Gide note: «Ne puis fermer l’œil de la nuit; je sens que tout le monde veille.» «Je m’identifie mal à la grande cause», remarque Martin du Gard. La Dépêche de Rouen publie le «propos» qu’Alain a écrit le 31 juillet.

Le 4 août, Péguy, lieutenant au 276e régiment d’infanterie, quitte Paris par le train avec un détachement de réservistes; son régiment sera dirigé vers l’Est, où il fera campagne du 11 au 18 août.

«Je suis allé au recrutement», note Alain. Il fera la guerre d’octobre 1914 à octobre 1917, dans l’artillerie lourde.

Le 8 août, Péguy écrit à Geneviève Favre: «Si je ne reviens pas, gardez de moi un souvenir sans deuil. Trente ans de vie ne vaudraient pas ce que nous allons faire en quelques semaines.»

Le 10, Apollinaire, qui n’est pas encore français, signe sa première demande d’engagement. Le futur auteur de «Lueurs des tirs» sera artilleur, puis sous-lieutenant d’infanterie.

Le 15, Péguy entend la messe de l’Assomption à Loupmont. À la fin du mois, son régiment gagne la région de Montdidier, mais il doit bientôt faire retraite. Le 5 septembre, près de Villeroy, Péguy est tué d’une balle en pleine tête.

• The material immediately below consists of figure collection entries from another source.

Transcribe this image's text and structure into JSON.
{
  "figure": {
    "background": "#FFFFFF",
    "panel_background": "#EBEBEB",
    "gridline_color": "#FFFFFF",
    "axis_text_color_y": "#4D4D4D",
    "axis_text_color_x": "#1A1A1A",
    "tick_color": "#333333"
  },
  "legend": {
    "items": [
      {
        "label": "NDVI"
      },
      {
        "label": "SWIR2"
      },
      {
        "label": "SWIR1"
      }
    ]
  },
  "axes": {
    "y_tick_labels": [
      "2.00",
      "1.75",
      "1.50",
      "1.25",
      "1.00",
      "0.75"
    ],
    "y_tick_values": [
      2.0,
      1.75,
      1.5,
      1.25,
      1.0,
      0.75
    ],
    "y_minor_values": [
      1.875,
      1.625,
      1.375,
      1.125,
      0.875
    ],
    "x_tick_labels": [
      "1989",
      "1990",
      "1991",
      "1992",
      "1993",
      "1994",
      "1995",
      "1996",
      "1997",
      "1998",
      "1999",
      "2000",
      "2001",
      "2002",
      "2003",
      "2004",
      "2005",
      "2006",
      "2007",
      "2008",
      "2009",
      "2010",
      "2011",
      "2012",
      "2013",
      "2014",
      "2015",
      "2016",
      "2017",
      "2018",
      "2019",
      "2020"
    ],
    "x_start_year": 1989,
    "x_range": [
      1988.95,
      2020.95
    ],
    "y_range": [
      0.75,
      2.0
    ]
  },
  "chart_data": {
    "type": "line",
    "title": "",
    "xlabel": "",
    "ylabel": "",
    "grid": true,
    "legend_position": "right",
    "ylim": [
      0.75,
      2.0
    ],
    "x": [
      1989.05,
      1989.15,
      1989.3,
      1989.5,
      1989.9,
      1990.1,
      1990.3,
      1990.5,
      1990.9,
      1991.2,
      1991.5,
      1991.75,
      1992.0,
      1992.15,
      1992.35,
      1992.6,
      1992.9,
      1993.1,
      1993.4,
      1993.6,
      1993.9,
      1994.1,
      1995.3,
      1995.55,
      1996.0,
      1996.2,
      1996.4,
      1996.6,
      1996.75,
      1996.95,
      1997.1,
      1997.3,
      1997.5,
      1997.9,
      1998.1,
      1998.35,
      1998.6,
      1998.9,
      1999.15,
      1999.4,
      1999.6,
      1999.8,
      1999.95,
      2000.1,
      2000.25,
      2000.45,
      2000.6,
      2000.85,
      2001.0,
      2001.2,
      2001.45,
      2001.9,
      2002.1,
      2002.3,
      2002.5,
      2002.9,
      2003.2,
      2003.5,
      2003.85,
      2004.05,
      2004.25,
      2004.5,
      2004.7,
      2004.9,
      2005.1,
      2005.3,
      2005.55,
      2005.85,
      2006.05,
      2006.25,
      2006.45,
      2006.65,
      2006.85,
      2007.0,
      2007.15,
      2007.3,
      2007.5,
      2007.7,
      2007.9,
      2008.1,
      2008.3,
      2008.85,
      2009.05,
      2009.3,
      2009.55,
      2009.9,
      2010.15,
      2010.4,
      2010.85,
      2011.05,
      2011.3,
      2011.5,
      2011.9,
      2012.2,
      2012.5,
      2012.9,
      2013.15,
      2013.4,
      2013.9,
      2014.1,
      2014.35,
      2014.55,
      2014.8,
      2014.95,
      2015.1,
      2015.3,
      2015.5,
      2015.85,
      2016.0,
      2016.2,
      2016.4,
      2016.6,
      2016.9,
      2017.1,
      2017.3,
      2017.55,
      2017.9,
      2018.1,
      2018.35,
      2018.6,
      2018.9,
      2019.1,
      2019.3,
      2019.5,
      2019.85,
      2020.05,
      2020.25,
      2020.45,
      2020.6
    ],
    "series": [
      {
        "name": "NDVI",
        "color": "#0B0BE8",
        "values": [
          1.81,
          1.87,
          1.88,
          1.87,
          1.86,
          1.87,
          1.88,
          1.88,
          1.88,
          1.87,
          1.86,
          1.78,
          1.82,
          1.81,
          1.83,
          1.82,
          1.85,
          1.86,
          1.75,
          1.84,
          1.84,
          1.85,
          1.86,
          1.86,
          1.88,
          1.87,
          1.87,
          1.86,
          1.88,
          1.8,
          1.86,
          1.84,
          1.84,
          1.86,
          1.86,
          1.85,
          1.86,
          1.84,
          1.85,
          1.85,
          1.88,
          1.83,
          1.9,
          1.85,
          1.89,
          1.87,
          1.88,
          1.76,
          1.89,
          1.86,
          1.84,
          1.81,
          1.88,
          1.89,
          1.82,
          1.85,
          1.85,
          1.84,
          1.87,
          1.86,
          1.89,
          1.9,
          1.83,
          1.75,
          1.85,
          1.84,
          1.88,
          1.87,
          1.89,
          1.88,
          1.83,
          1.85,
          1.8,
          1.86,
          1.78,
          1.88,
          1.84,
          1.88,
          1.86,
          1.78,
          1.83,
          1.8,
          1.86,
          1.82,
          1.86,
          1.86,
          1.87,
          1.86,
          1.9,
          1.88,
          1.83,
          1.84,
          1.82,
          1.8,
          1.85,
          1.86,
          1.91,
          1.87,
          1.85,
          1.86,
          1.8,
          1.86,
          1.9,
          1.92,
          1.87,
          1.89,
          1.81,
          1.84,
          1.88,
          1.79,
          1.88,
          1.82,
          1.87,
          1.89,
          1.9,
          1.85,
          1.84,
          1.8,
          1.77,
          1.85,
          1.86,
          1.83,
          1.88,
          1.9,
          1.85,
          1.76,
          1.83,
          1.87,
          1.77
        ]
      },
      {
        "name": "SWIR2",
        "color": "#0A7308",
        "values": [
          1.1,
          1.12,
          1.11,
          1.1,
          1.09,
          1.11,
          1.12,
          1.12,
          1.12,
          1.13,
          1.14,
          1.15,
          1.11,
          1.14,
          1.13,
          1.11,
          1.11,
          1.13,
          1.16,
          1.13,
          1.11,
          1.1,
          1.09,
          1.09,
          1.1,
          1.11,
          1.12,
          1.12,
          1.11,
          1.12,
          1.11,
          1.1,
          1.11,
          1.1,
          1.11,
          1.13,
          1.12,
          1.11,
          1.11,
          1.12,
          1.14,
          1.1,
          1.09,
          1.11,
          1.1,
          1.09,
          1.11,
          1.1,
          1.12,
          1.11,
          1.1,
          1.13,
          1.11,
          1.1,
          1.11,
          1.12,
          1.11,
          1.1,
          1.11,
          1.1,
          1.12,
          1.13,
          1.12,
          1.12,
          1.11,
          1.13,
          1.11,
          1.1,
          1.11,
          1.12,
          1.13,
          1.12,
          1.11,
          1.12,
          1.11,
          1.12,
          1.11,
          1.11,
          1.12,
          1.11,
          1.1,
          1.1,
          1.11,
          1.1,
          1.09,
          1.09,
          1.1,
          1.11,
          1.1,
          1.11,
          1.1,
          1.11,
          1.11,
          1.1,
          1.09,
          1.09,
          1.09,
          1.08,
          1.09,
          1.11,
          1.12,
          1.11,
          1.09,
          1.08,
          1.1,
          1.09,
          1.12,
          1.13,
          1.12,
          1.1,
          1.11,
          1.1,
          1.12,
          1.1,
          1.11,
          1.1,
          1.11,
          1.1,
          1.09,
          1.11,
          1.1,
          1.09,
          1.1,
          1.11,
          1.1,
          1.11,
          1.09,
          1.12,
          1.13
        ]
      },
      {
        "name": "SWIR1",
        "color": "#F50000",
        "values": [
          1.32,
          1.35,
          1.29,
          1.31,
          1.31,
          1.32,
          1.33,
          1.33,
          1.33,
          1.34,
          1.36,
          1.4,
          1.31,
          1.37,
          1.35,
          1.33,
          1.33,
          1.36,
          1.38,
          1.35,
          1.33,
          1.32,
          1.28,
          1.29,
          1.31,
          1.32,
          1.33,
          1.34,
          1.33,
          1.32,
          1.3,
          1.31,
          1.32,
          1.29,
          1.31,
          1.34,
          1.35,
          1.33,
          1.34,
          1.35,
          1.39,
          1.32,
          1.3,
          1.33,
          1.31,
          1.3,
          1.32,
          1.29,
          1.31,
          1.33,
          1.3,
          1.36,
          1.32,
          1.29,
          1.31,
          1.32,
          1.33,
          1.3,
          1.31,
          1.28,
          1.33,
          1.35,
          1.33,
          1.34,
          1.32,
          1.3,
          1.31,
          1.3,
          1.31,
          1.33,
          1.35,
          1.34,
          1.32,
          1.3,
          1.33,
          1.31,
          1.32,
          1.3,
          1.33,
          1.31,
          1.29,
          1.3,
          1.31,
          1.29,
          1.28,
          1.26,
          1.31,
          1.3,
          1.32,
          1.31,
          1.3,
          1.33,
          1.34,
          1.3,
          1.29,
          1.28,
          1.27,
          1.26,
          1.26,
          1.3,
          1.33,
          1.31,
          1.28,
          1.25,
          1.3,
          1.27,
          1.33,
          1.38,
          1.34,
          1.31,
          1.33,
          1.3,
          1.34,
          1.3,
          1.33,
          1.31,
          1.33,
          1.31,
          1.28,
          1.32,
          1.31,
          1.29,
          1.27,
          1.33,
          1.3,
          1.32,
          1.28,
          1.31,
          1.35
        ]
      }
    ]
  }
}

Le 16 septembre, Giraudoux est blessé à l’aine. Le 22, Alain-Fournier est «porté disparu à l’ennemi». Céline est blessé le 27 octobre: fracture du bras, paralysie des muscles extenseurs de l’avant-bras. Le 28 septembre 1915, un obus arrache le bras droit de Cendrars. Le 25 février 1916, Drieu la Rochelle reçoit sa troisième blessure. Le 17 mars, un éclat atteint Apollinaire à la tempe. En juin, Giono est commotionné par une explosion; en mai 1918, il sera gazé: paupières brûlées. Le 6 août 1918, alors qu’il va chercher des blessés sous le feu, le médecin auxiliaire Aragon est enseveli à trois reprises sous les masses de terre soulevées par les obus.

 On estime à cinq cent soixante le nombre des écrivains morts pour la France entre 1914 et 1918.